Running TensorFlow Lite for Microcontrollers on Contiki-NG

A guide for running Deep Learning models on Nordic Semiconductors nRF52 and nRF53 series devices

Background

TensorFlow Lite for Microcontrollers (TFLM)

TFLM is a framework that allows to execute a subset of TensorFlow Machine Learning / Deep Learning models on microcontrollers. A microcontroller is a device with very limited computational capacities, typically running a real-time operating system and having no virtual memory or extended disk storage available. TFLM allows machine learning engineers to bypass these challenges, as it offers a C++ library for run-time interpretation and inference of .tflite models. The library can be linked with many existing OS, for example Zephyr and ARM mBed.

Contiki-NG

Contiki is one of the original sensor network operating systems, started in the early 2000-s by Adam Dunkels. It has one of the smallest TCP/IP stacks in existence and to this day is actively used in research. Contiki-NG is the Next Generation version of Contiki, a fork of the original system and is currently actively developed. Contiki-NG keeps the good things of the Contiki, including the powerful network stack (IEEE 802.15.4, 6LoWPAN, TSCH / 6TiSCH, RPL and TCP/IP protocols) and the lock-free based cooperative threading model (“protothreads”). The added focus of Contiki-NG is next-generation devices and standard protocols, with the aim to serve the needs of on modern Internet of Things (IoT) applications.

Applications

Microcontrollers is a new research frontier for Deep Learning models. Some of the cool things that people have done on these devices so far include:

The workflow of deploying TensorFlow models on microcontrollers

Setting up the dependencies

TensorFlow Lite for Microcontrollers (TFLM)

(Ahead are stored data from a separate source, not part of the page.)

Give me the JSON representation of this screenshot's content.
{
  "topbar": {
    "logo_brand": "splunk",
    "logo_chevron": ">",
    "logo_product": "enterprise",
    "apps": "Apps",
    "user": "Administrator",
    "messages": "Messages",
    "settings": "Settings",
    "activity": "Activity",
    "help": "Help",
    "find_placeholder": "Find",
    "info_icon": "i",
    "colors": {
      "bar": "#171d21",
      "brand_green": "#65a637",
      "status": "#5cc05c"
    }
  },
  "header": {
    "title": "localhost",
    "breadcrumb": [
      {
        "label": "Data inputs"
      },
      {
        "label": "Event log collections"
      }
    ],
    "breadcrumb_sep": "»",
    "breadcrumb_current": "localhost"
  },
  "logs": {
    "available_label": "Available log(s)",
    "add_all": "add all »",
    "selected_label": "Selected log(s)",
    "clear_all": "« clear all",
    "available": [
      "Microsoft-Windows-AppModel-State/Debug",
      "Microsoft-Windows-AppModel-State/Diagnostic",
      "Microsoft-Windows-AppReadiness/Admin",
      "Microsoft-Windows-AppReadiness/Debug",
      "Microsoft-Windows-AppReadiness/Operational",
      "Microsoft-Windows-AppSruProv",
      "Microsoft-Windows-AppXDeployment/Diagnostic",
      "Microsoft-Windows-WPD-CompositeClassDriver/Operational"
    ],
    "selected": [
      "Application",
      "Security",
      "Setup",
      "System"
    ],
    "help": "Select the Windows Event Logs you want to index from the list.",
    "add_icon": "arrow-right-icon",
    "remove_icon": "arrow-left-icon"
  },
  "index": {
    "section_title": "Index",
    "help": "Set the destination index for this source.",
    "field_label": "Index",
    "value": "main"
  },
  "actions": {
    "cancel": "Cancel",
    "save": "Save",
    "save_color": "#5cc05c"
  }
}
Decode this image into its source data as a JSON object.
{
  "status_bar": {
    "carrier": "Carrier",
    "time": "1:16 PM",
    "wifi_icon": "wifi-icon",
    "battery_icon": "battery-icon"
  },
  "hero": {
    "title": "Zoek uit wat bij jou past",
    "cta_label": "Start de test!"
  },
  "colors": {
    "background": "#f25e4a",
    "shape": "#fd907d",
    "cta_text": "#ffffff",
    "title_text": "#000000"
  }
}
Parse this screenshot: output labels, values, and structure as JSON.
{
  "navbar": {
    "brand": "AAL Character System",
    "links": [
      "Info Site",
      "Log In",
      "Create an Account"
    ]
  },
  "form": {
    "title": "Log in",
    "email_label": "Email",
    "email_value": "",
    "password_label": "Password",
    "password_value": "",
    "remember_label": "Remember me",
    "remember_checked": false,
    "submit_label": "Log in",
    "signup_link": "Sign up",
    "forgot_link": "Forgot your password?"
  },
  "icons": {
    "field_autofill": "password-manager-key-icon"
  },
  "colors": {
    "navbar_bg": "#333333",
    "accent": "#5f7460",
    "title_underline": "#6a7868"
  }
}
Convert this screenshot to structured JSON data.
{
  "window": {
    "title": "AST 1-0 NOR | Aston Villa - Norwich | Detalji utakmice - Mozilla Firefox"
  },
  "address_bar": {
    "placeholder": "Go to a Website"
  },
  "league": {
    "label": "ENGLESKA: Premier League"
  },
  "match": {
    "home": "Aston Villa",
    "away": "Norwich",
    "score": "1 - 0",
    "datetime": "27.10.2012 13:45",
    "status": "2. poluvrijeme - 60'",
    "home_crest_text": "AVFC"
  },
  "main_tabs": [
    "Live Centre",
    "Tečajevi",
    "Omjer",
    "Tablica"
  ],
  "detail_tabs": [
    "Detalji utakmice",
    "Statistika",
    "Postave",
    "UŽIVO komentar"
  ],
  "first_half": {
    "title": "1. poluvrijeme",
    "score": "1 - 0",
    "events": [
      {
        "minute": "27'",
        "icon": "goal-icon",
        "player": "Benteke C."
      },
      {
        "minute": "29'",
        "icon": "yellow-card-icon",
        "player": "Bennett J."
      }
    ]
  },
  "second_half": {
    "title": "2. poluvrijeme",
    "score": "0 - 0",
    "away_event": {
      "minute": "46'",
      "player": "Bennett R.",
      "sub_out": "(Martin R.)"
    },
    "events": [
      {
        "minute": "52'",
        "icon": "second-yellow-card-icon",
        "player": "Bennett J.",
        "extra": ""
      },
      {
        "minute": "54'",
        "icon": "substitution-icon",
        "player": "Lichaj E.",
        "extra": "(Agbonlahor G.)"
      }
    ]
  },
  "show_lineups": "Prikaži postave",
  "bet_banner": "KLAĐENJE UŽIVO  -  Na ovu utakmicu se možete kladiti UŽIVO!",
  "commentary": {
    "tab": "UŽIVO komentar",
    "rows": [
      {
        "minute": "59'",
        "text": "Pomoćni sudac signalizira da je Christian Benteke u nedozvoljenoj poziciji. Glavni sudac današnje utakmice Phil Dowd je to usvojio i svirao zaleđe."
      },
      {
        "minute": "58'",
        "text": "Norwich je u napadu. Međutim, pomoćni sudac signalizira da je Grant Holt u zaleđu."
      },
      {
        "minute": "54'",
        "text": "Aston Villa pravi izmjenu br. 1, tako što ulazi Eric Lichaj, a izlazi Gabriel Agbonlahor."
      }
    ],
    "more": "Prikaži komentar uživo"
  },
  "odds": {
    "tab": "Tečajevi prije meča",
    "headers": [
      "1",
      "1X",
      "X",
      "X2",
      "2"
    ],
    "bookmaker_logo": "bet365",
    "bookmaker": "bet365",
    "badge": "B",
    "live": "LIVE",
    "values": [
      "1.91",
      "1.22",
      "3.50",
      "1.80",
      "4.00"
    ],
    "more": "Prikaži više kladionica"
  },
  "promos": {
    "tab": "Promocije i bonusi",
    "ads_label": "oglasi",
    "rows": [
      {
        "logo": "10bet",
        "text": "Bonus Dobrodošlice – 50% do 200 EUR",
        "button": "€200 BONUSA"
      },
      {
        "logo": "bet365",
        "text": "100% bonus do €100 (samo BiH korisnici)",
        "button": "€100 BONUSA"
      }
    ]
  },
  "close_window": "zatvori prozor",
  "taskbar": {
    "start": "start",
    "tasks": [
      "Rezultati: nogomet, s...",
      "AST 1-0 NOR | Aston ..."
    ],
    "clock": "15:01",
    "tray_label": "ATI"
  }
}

Since June 2021 TFLM has it’s own repository at GitHub. To get it:

git clone https://github.com/tensorflow/tflite-micro.git
cd tflite-micro
git checkout master

Contiki-NG

The code of this tutorial is in the author’s personal fork of Contiki-NG. The repository with the code is based on Contiki-NG release version 4.7. You can get it by cloning the repository (the example is in the mainbranch):

git clone https://github.com/atiselsts/contiki-ng-feature-project.git
cd contiki-ng-feature-project
git submodule update --init --recursive # get required libraries

Target hardware

We’ll be using Nordic Semiconductors nRF series devices for the demo example. The nRF52840 is based on Cortex-M4F System-on-Chip, and the more recent nRF5340 on Cortex-M33. The information in this article should be easy to apply to other ARM Cortex-M based platforms as well, as long as the platforms are supported by Contiki / Contiki-NG. One thing that you’re going to need to follow this article is the GCC toolchain for the target architecture; that is, arm-none-eabi-gcc and friends should be installed in your `$PATH`.

Target application

We’re just going to reuse the “Hello World” example from the TFLM repository. The example aims to predict a simple sin() function using a .tflite model.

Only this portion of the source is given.